Les cercueils de zinc de Svetlana Alexievitch
Ils sont partis là bas, de leur plein gré ou forcés, femmes et hommes d'à peine vingt ans. On leur a dit qu'ils allaient bâtir le socialisme en Afghanistan. Mais la vérité était toute autre.
En URSS, le peuple les admirait car ils y plantaient des pommiers, aidaient la population. Au lieu de pommiers, ils tuaient des femmes et des enfants dans leur habitation, envoyaient des grenades. Ils voyaient leurs camarades éclater devant eux. Ils voyaient la haine dans les yeux de ceux qu'ils étaient venus aider selon leurs dirigeants. Ils volaient, recevaient des coups, se droguaient pour supporter l'horreur.
En URSS, peu à peu on a compris ce qu'ils faisaient là bas et c'est le mépris qui les accueillis lors de leur retour. Les femmes n'étaient que des prostituées, les hommes des assassins.
Ils sont revenus entourés de honte. Certains à moitié fous, d'autres sans jambes, et beaucoup dans un cercueil de zinc.

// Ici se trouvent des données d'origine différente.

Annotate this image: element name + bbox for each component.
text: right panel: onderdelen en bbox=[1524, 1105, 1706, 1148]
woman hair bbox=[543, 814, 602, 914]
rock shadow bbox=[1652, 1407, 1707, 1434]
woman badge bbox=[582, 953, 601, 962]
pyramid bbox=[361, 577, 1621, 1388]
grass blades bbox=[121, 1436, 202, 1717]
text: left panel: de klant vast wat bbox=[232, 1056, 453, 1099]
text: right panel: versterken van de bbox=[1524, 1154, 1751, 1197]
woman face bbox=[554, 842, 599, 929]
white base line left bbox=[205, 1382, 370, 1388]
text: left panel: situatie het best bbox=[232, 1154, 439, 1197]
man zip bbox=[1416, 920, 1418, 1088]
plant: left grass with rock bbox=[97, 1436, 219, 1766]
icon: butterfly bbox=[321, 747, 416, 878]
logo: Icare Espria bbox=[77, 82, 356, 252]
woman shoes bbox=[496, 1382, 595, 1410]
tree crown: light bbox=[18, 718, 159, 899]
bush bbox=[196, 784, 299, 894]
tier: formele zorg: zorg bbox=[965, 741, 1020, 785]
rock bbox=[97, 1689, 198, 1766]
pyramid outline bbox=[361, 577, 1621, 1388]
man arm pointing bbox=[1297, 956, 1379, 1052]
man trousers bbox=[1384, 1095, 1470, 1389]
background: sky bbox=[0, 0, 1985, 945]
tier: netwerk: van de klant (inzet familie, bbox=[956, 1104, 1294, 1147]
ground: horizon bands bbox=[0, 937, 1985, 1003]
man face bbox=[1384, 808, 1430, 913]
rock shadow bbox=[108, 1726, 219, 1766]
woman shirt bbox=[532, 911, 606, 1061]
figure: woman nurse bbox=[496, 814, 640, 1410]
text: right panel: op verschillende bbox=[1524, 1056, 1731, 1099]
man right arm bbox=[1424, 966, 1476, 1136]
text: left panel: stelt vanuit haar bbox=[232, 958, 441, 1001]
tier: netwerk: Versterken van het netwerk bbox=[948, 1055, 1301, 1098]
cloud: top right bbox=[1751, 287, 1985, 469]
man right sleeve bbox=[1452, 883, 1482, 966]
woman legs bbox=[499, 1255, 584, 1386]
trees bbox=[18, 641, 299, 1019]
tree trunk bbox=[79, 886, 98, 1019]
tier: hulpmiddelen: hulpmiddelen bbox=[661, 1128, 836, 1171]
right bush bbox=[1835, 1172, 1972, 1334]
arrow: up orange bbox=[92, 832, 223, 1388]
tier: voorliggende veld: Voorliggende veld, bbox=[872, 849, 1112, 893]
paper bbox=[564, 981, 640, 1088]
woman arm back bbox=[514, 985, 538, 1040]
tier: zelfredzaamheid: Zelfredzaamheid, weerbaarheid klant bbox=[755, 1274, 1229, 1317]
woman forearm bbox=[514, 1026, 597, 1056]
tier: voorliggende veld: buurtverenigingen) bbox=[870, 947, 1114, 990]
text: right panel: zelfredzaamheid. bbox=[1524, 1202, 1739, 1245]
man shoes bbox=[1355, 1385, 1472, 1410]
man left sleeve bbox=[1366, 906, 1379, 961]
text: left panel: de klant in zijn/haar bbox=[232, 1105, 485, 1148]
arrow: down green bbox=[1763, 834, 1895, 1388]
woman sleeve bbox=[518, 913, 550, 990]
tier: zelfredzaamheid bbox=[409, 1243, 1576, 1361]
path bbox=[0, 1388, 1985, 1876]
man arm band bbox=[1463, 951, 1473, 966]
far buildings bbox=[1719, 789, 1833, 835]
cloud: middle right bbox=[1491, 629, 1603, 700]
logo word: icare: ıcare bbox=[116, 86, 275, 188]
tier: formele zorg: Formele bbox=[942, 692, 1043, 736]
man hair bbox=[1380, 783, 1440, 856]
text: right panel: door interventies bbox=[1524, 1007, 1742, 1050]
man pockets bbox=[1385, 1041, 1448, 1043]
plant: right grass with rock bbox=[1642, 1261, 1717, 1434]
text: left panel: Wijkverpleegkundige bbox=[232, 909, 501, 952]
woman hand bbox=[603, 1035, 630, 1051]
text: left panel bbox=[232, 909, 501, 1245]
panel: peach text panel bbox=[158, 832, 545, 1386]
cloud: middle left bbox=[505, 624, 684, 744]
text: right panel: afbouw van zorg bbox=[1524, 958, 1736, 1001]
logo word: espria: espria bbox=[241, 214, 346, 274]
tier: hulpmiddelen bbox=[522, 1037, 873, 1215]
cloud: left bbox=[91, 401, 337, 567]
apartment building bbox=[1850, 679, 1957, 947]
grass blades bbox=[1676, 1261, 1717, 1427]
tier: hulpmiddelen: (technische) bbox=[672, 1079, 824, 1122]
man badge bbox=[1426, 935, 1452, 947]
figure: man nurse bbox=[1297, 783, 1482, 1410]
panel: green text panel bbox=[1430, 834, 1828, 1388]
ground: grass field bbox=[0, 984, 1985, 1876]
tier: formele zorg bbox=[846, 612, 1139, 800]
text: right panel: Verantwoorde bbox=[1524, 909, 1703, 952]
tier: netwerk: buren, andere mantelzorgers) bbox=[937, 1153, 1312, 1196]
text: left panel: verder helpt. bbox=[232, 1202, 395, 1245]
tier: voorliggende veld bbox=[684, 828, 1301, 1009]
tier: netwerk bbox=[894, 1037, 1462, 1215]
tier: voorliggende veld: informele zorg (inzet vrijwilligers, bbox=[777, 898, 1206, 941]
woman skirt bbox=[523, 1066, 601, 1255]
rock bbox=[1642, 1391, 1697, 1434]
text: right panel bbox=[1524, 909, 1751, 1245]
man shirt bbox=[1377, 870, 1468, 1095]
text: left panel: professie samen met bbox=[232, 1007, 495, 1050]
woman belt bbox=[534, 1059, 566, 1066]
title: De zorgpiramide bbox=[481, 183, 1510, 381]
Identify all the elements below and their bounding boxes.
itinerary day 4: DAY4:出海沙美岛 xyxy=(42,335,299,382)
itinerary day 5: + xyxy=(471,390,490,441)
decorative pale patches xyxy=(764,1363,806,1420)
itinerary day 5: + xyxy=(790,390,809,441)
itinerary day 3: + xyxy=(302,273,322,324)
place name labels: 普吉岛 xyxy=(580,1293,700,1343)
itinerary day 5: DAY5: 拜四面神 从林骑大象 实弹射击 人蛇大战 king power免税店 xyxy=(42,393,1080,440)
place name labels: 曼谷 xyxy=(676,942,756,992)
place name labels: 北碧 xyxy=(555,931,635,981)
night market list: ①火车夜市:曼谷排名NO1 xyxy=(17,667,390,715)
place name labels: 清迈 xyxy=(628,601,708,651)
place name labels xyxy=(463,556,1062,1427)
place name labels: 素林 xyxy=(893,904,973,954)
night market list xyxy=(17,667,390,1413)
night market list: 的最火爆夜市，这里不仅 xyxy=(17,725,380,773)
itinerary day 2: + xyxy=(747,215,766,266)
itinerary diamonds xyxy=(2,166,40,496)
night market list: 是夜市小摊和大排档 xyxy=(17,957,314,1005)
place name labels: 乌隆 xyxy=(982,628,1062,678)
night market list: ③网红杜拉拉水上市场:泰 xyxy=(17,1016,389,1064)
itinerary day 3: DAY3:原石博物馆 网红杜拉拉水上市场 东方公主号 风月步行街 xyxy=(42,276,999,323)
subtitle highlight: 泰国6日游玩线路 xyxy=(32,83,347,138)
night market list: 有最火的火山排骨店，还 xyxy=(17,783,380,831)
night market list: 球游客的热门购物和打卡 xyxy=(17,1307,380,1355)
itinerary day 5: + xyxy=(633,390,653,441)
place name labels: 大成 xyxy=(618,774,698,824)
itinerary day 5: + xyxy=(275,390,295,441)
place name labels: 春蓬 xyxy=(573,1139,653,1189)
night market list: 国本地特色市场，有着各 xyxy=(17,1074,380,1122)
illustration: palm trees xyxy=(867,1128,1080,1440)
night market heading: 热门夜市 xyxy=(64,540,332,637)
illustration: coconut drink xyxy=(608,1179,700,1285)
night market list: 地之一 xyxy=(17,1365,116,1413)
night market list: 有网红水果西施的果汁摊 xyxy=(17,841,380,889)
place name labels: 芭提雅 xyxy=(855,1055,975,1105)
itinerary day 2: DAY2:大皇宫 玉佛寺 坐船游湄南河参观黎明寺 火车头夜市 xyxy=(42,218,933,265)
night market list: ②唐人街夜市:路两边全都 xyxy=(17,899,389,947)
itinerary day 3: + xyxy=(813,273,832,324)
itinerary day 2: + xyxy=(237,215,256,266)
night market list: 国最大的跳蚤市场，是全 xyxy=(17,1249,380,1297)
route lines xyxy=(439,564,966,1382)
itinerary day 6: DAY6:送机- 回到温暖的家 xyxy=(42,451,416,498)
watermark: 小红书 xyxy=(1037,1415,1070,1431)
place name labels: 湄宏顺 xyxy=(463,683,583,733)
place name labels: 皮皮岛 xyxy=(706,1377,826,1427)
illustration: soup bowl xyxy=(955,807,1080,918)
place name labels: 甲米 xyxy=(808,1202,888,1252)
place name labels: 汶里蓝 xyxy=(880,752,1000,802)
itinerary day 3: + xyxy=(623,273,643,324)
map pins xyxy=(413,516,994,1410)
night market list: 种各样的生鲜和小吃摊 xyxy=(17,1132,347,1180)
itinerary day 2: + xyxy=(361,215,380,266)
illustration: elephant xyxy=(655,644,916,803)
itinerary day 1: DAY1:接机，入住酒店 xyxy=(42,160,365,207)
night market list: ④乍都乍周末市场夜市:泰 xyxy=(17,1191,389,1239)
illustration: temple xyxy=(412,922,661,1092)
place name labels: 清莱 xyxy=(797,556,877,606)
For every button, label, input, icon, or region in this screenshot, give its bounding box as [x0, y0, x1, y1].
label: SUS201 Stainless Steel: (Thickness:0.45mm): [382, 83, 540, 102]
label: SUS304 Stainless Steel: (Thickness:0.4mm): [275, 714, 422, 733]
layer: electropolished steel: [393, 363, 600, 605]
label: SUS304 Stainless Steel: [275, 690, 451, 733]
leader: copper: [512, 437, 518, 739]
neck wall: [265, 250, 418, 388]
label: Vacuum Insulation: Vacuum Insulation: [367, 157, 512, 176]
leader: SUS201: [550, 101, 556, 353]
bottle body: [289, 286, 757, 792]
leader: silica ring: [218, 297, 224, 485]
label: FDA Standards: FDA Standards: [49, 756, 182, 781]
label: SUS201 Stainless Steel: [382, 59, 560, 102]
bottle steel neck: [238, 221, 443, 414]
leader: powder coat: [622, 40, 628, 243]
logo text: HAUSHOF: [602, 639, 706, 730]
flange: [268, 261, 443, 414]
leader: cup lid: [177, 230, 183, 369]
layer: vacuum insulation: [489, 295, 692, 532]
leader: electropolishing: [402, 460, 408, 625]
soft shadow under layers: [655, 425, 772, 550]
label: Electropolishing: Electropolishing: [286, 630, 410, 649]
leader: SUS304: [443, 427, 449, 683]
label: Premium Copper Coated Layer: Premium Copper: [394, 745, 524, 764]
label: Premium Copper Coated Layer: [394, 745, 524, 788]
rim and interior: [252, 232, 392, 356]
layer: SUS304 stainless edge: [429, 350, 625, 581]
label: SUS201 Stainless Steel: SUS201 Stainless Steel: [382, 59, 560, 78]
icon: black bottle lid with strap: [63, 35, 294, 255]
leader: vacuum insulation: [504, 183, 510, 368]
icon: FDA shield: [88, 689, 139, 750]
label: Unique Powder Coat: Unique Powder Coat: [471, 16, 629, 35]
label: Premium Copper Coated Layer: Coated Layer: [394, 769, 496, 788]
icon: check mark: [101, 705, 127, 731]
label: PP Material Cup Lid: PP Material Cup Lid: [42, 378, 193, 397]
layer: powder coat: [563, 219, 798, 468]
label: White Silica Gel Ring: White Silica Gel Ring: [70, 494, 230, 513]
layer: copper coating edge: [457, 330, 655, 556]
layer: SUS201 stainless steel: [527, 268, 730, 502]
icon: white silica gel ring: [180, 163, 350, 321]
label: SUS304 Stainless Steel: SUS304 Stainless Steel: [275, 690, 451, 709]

L'armée prévenait la famille qu'elle pouvait venir chercher ledit cercueil, ensuite débrouiller vous.
On leur avait promis les honneurs, ils n'eurent que des os à ronger. Ils avaient à peine vingt ans dans cette dernière guerre entre le bloc de l'est et le bloc de l'ouest.
Svletana Alexievitch est allée interroger les mères, les veuves, les soldats encore vivants. Témoignages accablants d'une idéologie mensongère.
Lors de la parution d'extraits de ces interviews, certains de ceux qui avaient témoignés ont porté plainte contre l'auteur. Selon eux, elle avait déformé leurs propros qui a entrainé un procès.
"J'ai compris qu'on n'avais pas besoin de nous ici. Pas besoin de notre expérience. C'est de trop, ça gêne. Nous aussi nous sommes de trop, nous gênons"
"On nous traite d'occupants. Qu'avons nous pris là bas , qu'en avons-nous rapporté ? Le fret"deux cents", les cercueils avec nos camarades ? Qu'avons-nous acquis ? Des maladies, depuis l'hépatite jusqu'au choléra, des blessures, des infirmités ? Je n'ai pas à me repentir. J'ai le peule frère afghan. J'en suis pérsuadé !"
"A l'école de cuisine où je travaille nous sommes cent. Je suis la seule à avoir perdu mon mari à la guerre, une guerre que les autres ne connaissent que par le journaux. Quand j'ai entendu pour la première fois la télévision expliquer que l'Afghanistan était une guerre honteuse, j'ai failli casser le poste. Ce jour là, j'ai enterré mon mari pour la deuxième fois"
"Le plus terrible c'est que nous sommes partis d'un Etat qui avait besoin de cette guerre, et nous revenons dans un Etat qui n'en a plus besoin. Ce qui nous blesse, ce n'est pas qu'on nous refuse tel ou tel avantage, pas du tout. C'est le fait d'avoir été tout simplement effacés"
"Je me réveille en pleine nuit et je mets du temps à réaliser si je suis ici ou là-bas. Qu a dit que les fous n'étaient que des effarés ? Je vis comme si j'étais un observateur extérieur...J'ai une femme, un enfant...Autrefois, j'aimais les pigeons...J'aimais les matins...Maintenant, je suis comme un observateur étranger...Je donnerais n'importe quoi pour retrouver ma joie de vivre"
Les Russes ont occupés l'Afghanistan de 1979 à 1989. On estime les pertes humaines dans l'armée à environ 15 000.
Plus d'un million de civils afghans furent tués durant cette guerre.